|Budget Amount *help
¥12,500,000 (Direct Cost : ¥12,500,000)
Fiscal Year 1999 : ¥5,900,000 (Direct Cost : ¥5,900,000)
Fiscal Year 1998 : ¥6,600,000 (Direct Cost : ¥6,600,000)
Excessive production of NO by iNOS is implicated in the development of endotoxic shock and atherosclerotic lesion. To elucidate the role of iNOS-derived NO, we have studied the molecular mechanisms of iNOS gene expression and its actions in cultured rat vascular smooth muscle cells (VSMC). Transfection of iNOS cDNA construct into VSMC by lipofection caused a massive generation of NO accompanied by apoptosis and inhibition of DNA synthesis, suggesting the role of NO as proapoptotic factor to prevent intimal thickening in atherosclerosis. Addition of NO donors caused massive apoptosis of cultured rat endothelial cells (EC), whose effect was blocked by endothelin-1 (ET-1), suggesting that NO functions as a proapoptotic factor, whereas ET-1 function as an anti-apoptotic factor, thereby conteracting with each other to maintain endothelial integrity.
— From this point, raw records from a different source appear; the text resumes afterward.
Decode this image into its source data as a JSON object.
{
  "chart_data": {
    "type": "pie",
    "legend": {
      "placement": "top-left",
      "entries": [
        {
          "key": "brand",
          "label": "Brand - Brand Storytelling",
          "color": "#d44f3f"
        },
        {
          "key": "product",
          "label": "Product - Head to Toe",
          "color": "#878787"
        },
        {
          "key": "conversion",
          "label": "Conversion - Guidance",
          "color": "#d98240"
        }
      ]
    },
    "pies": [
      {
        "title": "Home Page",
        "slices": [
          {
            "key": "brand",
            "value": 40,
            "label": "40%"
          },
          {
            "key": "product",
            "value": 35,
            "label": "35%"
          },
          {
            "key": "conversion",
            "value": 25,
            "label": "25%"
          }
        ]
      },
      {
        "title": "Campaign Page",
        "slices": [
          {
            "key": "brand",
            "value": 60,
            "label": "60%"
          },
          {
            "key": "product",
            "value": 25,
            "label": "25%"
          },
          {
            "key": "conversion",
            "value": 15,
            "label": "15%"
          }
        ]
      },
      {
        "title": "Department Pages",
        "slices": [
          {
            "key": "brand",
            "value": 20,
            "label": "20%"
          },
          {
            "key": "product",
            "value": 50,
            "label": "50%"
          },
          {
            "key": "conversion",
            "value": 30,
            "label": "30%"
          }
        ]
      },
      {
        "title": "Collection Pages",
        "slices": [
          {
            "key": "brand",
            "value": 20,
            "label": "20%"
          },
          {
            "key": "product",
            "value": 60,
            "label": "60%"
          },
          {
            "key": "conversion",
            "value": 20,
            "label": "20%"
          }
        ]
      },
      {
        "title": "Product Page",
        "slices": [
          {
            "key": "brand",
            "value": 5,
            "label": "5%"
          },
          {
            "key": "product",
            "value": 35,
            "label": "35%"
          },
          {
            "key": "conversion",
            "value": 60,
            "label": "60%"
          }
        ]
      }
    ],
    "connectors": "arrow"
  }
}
Inflammatory cytokines, such as interleukin (IL)-1 and tumor necrosis factor (TNF)-α, activate nuclear factor (NF)-kB by phosphorylation and degradation of IkBα, thereby leading to transactivation of iNOS gene promoter. However, NO donors inhibited cytokines-induced iNOS gene expression by blocking phosphorylation and subsequent degradation of IkBα, suggesting that endogenous NO generated from iNOS inhibits overexpression of iNOS in an autofeedback fashion. Glucocorticoid also inhibited cytokines-induced iNOS gene expression by blockade of IkBα phosphorylation and degradation. In contrast, nonsteroidal anti-inlflammatory drugs (NSAID), such as aspirin and sodium salicylate, inhibited cytokines-stimulated NO production by blocking (post) translational level without affecting NF-kB activation or iNOS gene transcription. These data suggest that glucocorticoid and NSAID exert their anti-inflammatory effects by blocking NO production via different sites of action.